Toronto – Business conditions at Canadian manufacturing companies continued to improve at the end of the year, with output and new orders rising further, according to the RBC Canadian Manufacturing Purchasing Managers’ Index (RBC PMI). Companies hired additional workers and increased their buying activity in order to meet higher demand. Cost inflation remained relatively weak by historical standards, while factory gate prices increased at the sharpest rate in seven months.
A monthly survey, conducted in association with Markit, a global financial information services company, and the Supply Chain Management Association (SCMA), the RBC PMI offers a comprehensive and early indicator of trends in the Canadian manufacturing sector.
The seasonally adjusted RBC Canadian Manufacturing PMI remained in firm expansion territory at the end of the year, signalling a further improvement in manufacturers’ operating conditions. However, the headline PMI fell from November’s 55.3 to a three-month low of 53.9 in December, suggesting that operating conditions improved at a slightly weaker rate. The average PMI reading for the fourth quarter (54.8) was the joint-best since the third quarter of 2011.
“The PMI continues to register improvement in manufacturing business conditions, though it finished the year slightly lower than the last few months — at 53.9 — indicating some moderation in the pace of improvement in December,” said Paul Ferley, assistant chief economist, RBC. “Despite the recent fluctuation in commodity prices, particularly for oil, we continue to be constructive on the overall economic environment in Canada, including exports, which should mean good things for manufacturing going forward.”
The headline RBC PMI reflects changes in output, new orders, employment, inventories and supplier delivery times.
Key findings from the December survey include:
– Production and new order growth maintained, but rates of expansion weakened
– Rate of job creation was the lowest in six months
– Purchasing activity increased at strongest rate in over three-and-a-half years.
December data signalled a further increase in new business placed with Canadian manufacturing firms. However, the rate of growth eased since November to the weakest in three months.
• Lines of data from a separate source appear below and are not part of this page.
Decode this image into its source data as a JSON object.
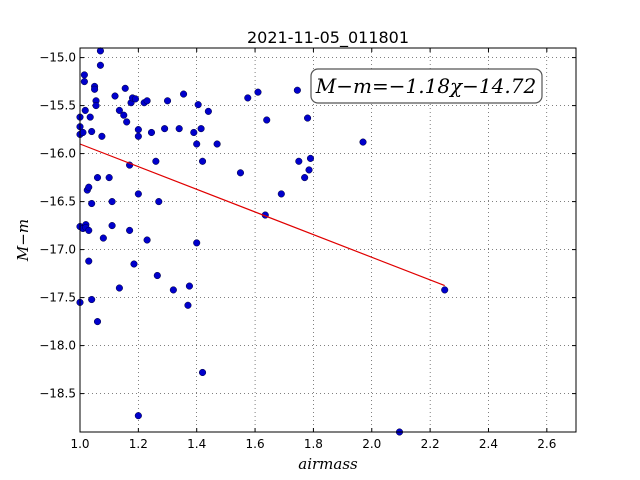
{
  "chart_data": {
    "type": "scatter",
    "title": "2021-11-05_011801",
    "xlabel": "airmass",
    "ylabel": "M−m",
    "xlim": [
      1.0,
      2.7
    ],
    "ylim": [
      -18.9,
      -14.9
    ],
    "y_inverted": true,
    "xticks": [
      1.0,
      1.2,
      1.4,
      1.6,
      1.8,
      2.0,
      2.2,
      2.4,
      2.6
    ],
    "yticks": [
      -15.0,
      -15.5,
      -16.0,
      -16.5,
      -17.0,
      -17.5,
      -18.0,
      -18.5
    ],
    "xtick_labels": [
      "1.0",
      "1.2",
      "1.4",
      "1.6",
      "1.8",
      "2.0",
      "2.2",
      "2.4",
      "2.6"
    ],
    "ytick_labels": [
      "−15.0",
      "−15.5",
      "−16.0",
      "−16.5",
      "−17.0",
      "−17.5",
      "−18.0",
      "−18.5"
    ],
    "grid": true,
    "annotation": "M−m=−1.18χ−14.72",
    "fit": {
      "slope": -1.18,
      "intercept": -14.72,
      "x_range": [
        1.0,
        2.25
      ],
      "color": "#e00000"
    },
    "point_color": "#0000cc",
    "points": [
      [
        1.0,
        -15.62
      ],
      [
        1.0,
        -15.72
      ],
      [
        1.0,
        -15.8
      ],
      [
        1.0,
        -16.76
      ],
      [
        1.0,
        -17.55
      ],
      [
        1.01,
        -15.78
      ],
      [
        1.01,
        -16.78
      ],
      [
        1.015,
        -15.18
      ],
      [
        1.015,
        -15.25
      ],
      [
        1.018,
        -15.55
      ],
      [
        1.02,
        -16.74
      ],
      [
        1.02,
        -16.77
      ],
      [
        1.025,
        -16.38
      ],
      [
        1.03,
        -16.35
      ],
      [
        1.03,
        -16.8
      ],
      [
        1.03,
        -17.12
      ],
      [
        1.035,
        -15.62
      ],
      [
        1.04,
        -15.77
      ],
      [
        1.04,
        -16.52
      ],
      [
        1.04,
        -17.52
      ],
      [
        1.05,
        -15.3
      ],
      [
        1.05,
        -15.33
      ],
      [
        1.055,
        -15.45
      ],
      [
        1.055,
        -15.5
      ],
      [
        1.06,
        -16.25
      ],
      [
        1.06,
        -17.75
      ],
      [
        1.07,
        -14.93
      ],
      [
        1.07,
        -15.08
      ],
      [
        1.075,
        -15.82
      ],
      [
        1.08,
        -16.88
      ],
      [
        1.1,
        -16.25
      ],
      [
        1.11,
        -16.5
      ],
      [
        1.11,
        -16.75
      ],
      [
        1.12,
        -15.4
      ],
      [
        1.135,
        -15.55
      ],
      [
        1.135,
        -17.4
      ],
      [
        1.15,
        -15.6
      ],
      [
        1.155,
        -15.32
      ],
      [
        1.16,
        -15.67
      ],
      [
        1.17,
        -16.12
      ],
      [
        1.17,
        -16.8
      ],
      [
        1.175,
        -15.47
      ],
      [
        1.18,
        -15.42
      ],
      [
        1.185,
        -17.15
      ],
      [
        1.19,
        -15.43
      ],
      [
        1.2,
        -15.75
      ],
      [
        1.2,
        -15.82
      ],
      [
        1.2,
        -16.42
      ],
      [
        1.2,
        -18.73
      ],
      [
        1.22,
        -15.47
      ],
      [
        1.23,
        -15.45
      ],
      [
        1.23,
        -16.9
      ],
      [
        1.245,
        -15.78
      ],
      [
        1.26,
        -16.08
      ],
      [
        1.265,
        -17.27
      ],
      [
        1.27,
        -16.5
      ],
      [
        1.29,
        -15.74
      ],
      [
        1.3,
        -15.45
      ],
      [
        1.32,
        -17.42
      ],
      [
        1.34,
        -15.74
      ],
      [
        1.355,
        -15.38
      ],
      [
        1.37,
        -17.58
      ],
      [
        1.375,
        -17.38
      ],
      [
        1.39,
        -15.78
      ],
      [
        1.4,
        -15.9
      ],
      [
        1.4,
        -16.93
      ],
      [
        1.405,
        -15.49
      ],
      [
        1.415,
        -15.74
      ],
      [
        1.42,
        -16.08
      ],
      [
        1.42,
        -18.28
      ],
      [
        1.44,
        -15.56
      ],
      [
        1.47,
        -15.9
      ],
      [
        1.55,
        -16.2
      ],
      [
        1.575,
        -15.42
      ],
      [
        1.61,
        -15.36
      ],
      [
        1.635,
        -16.64
      ],
      [
        1.64,
        -15.65
      ],
      [
        1.69,
        -16.42
      ],
      [
        1.745,
        -15.34
      ],
      [
        1.75,
        -16.08
      ],
      [
        1.77,
        -16.25
      ],
      [
        1.78,
        -15.63
      ],
      [
        1.785,
        -16.17
      ],
      [
        1.79,
        -16.05
      ],
      [
        1.97,
        -15.88
      ],
      [
        2.095,
        -18.9
      ],
      [
        2.25,
        -17.42
      ]
    ]
  }
}
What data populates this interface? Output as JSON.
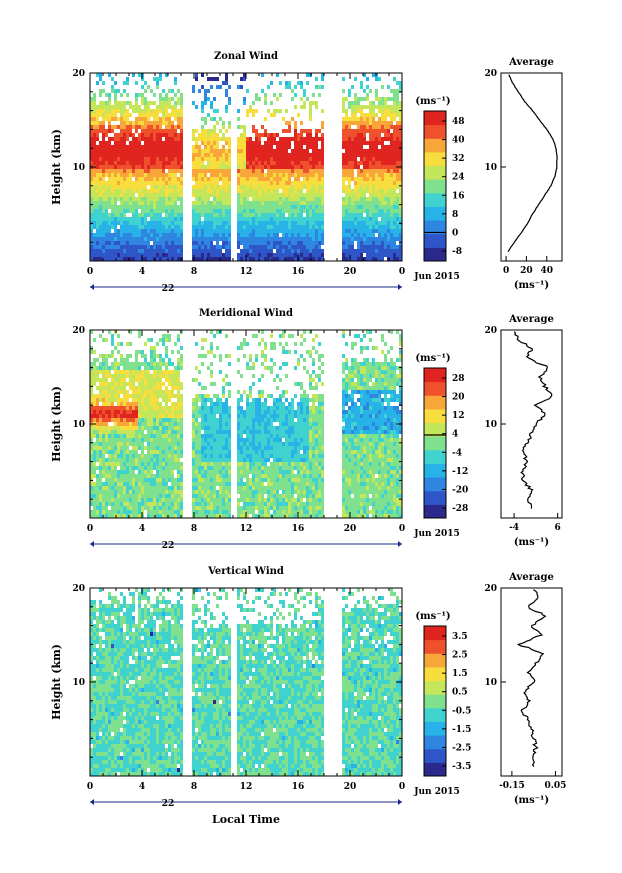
{
  "figure": {
    "xlabel": "Local Time",
    "date_label": "Jun 2015",
    "day_label": "22",
    "unit": "(ms⁻¹)",
    "ylabel": "Height (km)",
    "x_ticks": [
      "0",
      "4",
      "8",
      "12",
      "16",
      "20",
      "0"
    ],
    "y_ticks": [
      "20",
      "10"
    ],
    "avg_title": "Average"
  },
  "panels": [
    {
      "title": "Zonal Wind",
      "colorbar_ticks": [
        "48",
        "40",
        "32",
        "24",
        "16",
        "8",
        "0",
        "-8"
      ],
      "avg_x_ticks": [
        "0",
        "20",
        "40"
      ],
      "colors": [
        "#2b2a8c",
        "#2f56c8",
        "#2e86e0",
        "#27b2e8",
        "#3fd2cf",
        "#7fe08e",
        "#c4e65a",
        "#f7dd3d",
        "#f8a53a",
        "#f0512d",
        "#e02420"
      ]
    },
    {
      "title": "Meridional Wind",
      "colorbar_ticks": [
        "28",
        "20",
        "12",
        "4",
        "-4",
        "-12",
        "-20",
        "-28"
      ],
      "avg_x_ticks": [
        "-4",
        "6"
      ],
      "colors": [
        "#2b2a8c",
        "#2f56c8",
        "#2e86e0",
        "#27b2e8",
        "#3fd2cf",
        "#7fe08e",
        "#c4e65a",
        "#f7dd3d",
        "#f8a53a",
        "#f0512d",
        "#e02420"
      ]
    },
    {
      "title": "Vertical Wind",
      "colorbar_ticks": [
        "3.5",
        "2.5",
        "1.5",
        "0.5",
        "-0.5",
        "-1.5",
        "-2.5",
        "-3.5"
      ],
      "avg_x_ticks": [
        "-0.15",
        "0.05"
      ],
      "colors": [
        "#2b2a8c",
        "#2f56c8",
        "#2e86e0",
        "#27b2e8",
        "#3fd2cf",
        "#7fe08e",
        "#c4e65a",
        "#f7dd3d",
        "#f8a53a",
        "#f0512d",
        "#e02420"
      ]
    }
  ],
  "chart_data": [
    {
      "type": "heatmap",
      "title": "Zonal Wind",
      "xlabel": "",
      "ylabel": "Height (km)",
      "xlim": [
        0,
        24
      ],
      "ylim": [
        0,
        20
      ],
      "colorbar_range": [
        -8,
        48
      ],
      "data_gaps_hours": [
        [
          7.2,
          7.8
        ],
        [
          10.7,
          11.2
        ],
        [
          17.6,
          19.3
        ]
      ],
      "average_profile": {
        "height_km": [
          1,
          2,
          3,
          4,
          5,
          6,
          7,
          8,
          9,
          10,
          11,
          12,
          13,
          14,
          15,
          16,
          17,
          18,
          19,
          20
        ],
        "value_ms": [
          2,
          8,
          15,
          21,
          26,
          32,
          38,
          44,
          48,
          50,
          50,
          49,
          46,
          40,
          33,
          26,
          18,
          12,
          6,
          2
        ],
        "xlim": [
          -5,
          55
        ]
      }
    },
    {
      "type": "heatmap",
      "title": "Meridional Wind",
      "xlabel": "",
      "ylabel": "Height (km)",
      "xlim": [
        0,
        24
      ],
      "ylim": [
        0,
        20
      ],
      "colorbar_range": [
        -28,
        28
      ],
      "average_profile": {
        "height_km": [
          1,
          2,
          3,
          4,
          5,
          6,
          7,
          8,
          9,
          10,
          11,
          12,
          13,
          14,
          15,
          16,
          17,
          18,
          19,
          20
        ],
        "value_ms": [
          0,
          -1,
          0,
          -2,
          -2,
          -1,
          -2,
          -1,
          0,
          1,
          3,
          1,
          5,
          3,
          2,
          4,
          -1,
          0,
          -3,
          -4
        ],
        "xlim": [
          -7,
          7
        ]
      }
    },
    {
      "type": "heatmap",
      "title": "Vertical Wind",
      "xlabel": "Local Time",
      "ylabel": "Height (km)",
      "xlim": [
        0,
        24
      ],
      "ylim": [
        0,
        20
      ],
      "colorbar_range": [
        -3.5,
        3.5
      ],
      "average_profile": {
        "height_km": [
          1,
          2,
          3,
          4,
          5,
          6,
          7,
          8,
          9,
          10,
          11,
          12,
          13,
          14,
          15,
          16,
          17,
          18,
          19,
          20
        ],
        "value_ms": [
          -0.05,
          -0.06,
          -0.04,
          -0.05,
          -0.06,
          -0.08,
          -0.1,
          -0.07,
          -0.09,
          -0.05,
          -0.07,
          -0.04,
          0.0,
          -0.12,
          -0.02,
          -0.06,
          0.01,
          -0.08,
          -0.03,
          -0.05
        ],
        "xlim": [
          -0.2,
          0.08
        ]
      }
    }
  ]
}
The slowing of new order growth largely reflected an easing in the rate of expansion of new export business. New export orders rose for the third month running, albeit only marginally overall. Where companies reported a rise in new export work, they commented on stronger demand from US, Mexican and Brazilian markets.
Production growth also slowed in December, but remained above the survey’s average. Much of the rise in output was linked by Canadian manufacturers to increased new order intakes.
With output and new order rising, companies hired additional workers and increased their buying activity. The rate of job creation eased to a six-month low, while input buying rose at the strongest rate since May 2011.
The latest survey data indicated that Canadian manufacturers were cautious about their stock policies in December. Pre- and post-production inventories both declined, but the rates of depletion were only marginal. Meanwhile, backlogs of work fell for the first time since January, signalling spare capacity in the sector.
Following the trend observed throughout most of the survey history, input costs faced by Canadian manufacturers increased in December. The rate of inflation was little-changed from November and relatively weak by historical standards. Companies passed higher input costs on to their clients, resulting in a further rise in factory gate prices.
Finally, vendor performance in Canada’s goods-producing sector deteriorated further in December. The rate at which suppliers’ delivery times lengthened was the weakest in three months.
Regional highlights include:
– Ontario recorded the strongest increase in manufacturing output
– Only Quebec experienced a decline in production
– All regions registered an upturn in export sales in December, except Quebec
– Alberta & British Columbia experienced the fastest rise in employment.
“December’s survey highlights a solid overall performance for the Canadian manufacturing sector” said Cheryl Paradowski, president and chief executive officer, SCMA. “Production levels increased at a robust pace at the end of the year, although new business growth moderated further from October’s recent peak amid a weaker contribution from export sales.
Looking ahead, falling cost pressures and the ongoing recovery in US economic conditions should act as tailwinds to growth for Canadian manufacturers.”